Similarly, we can argue that $-\Delta - S$ is closed by considering the complement.

$S$ and $-\Delta - S$ are not separable for the following reason. Suppose that $N_{1} \supseteq S $ and $N_{2} \supseteq \Delta - S$ are disjoint open neighborhoods. The rough argument is as follows:

$K_{n} = \{ x \in \mathbb{R} - \mathbb{Q} \cap [0,1] : [x,x + \frac{1}{n}) \times [-x,-x + \frac{1}{n}) \subseteq N_{2}\}$.

$[0,1] - \mathbb{Q} = \cup_{n \in \mathbb{N}} K_{n}$.

Baire Category Theorem implies $\overline{K_{n}} \supseteq (a,b)$ for some $n \in \mathbb{N}, a < b\in \mathbb{R}$, and $(a,b) \subseteq [0,1]$.

We need to show that $(x,-x + \epsilon) \in N_{2} , \forall x \in (a,b), \epsilon \in (0,\frac{1}{n})$. To show this, we need to find $y \in K_{n} : (x,-x + \epsilon) \in [y,y + \frac{1}{n}) \times [-y , -y + \frac{1}{n})$. Then $x \in [y , y + \frac{1}{n})$ and $-x + \epsilon \in [-y , -y + \frac{1}{n}) \iff x \in [ y - \frac{1}{n} + \epsilon, y + \epsilon)$ so $x \in [y , y + \epsilon)$ for $\epsilon < \frac{1}{n}$. Since $K_{n}$ is dense in $(x-\epsilon ,x] \cap (a,b)$ (which is non-empty) we can choose the desired $y$.

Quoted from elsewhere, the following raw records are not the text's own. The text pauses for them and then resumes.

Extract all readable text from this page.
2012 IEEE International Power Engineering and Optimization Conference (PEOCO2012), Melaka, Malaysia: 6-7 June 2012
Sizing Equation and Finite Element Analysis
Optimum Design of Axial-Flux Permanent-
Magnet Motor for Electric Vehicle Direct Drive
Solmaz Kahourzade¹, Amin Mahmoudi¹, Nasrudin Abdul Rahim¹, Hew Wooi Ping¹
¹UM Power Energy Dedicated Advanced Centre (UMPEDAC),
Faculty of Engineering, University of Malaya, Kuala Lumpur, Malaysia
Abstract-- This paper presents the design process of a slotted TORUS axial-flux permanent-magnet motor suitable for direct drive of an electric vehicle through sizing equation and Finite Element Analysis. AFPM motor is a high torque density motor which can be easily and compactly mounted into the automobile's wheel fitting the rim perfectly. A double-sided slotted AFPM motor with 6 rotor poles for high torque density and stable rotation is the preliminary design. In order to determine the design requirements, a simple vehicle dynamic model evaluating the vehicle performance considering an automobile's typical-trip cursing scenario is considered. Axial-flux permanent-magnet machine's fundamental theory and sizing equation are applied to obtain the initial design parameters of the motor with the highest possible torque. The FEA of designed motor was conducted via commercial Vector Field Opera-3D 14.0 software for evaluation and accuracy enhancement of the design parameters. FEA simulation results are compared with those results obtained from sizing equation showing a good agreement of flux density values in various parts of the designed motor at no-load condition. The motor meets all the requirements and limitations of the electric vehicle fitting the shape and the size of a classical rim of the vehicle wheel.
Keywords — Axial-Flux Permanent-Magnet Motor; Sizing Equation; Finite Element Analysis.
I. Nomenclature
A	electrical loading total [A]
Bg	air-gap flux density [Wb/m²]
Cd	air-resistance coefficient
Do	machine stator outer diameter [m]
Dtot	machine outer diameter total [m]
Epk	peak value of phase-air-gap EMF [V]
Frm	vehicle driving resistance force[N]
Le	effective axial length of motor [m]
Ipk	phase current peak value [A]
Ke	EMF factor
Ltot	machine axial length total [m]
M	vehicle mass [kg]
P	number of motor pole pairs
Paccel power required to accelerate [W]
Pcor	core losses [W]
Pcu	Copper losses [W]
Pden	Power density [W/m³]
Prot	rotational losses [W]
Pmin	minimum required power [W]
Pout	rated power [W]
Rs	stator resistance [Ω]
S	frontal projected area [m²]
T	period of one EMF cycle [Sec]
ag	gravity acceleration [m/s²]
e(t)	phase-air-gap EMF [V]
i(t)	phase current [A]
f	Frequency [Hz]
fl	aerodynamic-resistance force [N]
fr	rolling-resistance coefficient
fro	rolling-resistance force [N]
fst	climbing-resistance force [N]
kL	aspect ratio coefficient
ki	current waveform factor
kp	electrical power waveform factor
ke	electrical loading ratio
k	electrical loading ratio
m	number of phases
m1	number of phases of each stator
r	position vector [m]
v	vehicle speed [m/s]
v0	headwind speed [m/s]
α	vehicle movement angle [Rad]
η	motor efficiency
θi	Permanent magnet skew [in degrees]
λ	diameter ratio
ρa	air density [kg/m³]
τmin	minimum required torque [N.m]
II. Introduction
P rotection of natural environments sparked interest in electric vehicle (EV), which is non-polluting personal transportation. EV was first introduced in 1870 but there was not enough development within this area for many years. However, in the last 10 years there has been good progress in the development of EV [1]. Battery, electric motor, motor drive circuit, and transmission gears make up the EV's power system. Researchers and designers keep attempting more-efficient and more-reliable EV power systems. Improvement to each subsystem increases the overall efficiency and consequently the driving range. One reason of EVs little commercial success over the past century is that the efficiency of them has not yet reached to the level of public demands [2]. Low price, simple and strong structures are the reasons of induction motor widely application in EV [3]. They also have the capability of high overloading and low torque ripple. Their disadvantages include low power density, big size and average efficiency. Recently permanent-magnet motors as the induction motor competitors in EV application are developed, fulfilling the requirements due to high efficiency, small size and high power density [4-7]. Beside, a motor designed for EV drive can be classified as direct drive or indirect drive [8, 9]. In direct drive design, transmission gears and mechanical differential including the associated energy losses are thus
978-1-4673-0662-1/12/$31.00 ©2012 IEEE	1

Then we need to show that $(r,-r) \in S$, $r \in (a,b)$ is a limit point of $N_{2}$. Let $\{x_{k}\} \subseteq (a,b)$ converge to $r \in \mathbb{Q}$. Then $ \{ (x_{k} , -x_{k} + \frac{1}{2k}) \} \subseteq N_{2}$ and $(x_{k} , -x_{k} + \frac{1}{2k}) \rightarrow (r,-r)$.

We may conclude that $N_{1} \cap N_{2} \ne \emptyset$ because any open neighborhood of $(r,-r)$ contains points of the form $(x_{k} , -x_{k} + \frac{1}{2k}) \in N_{2}$.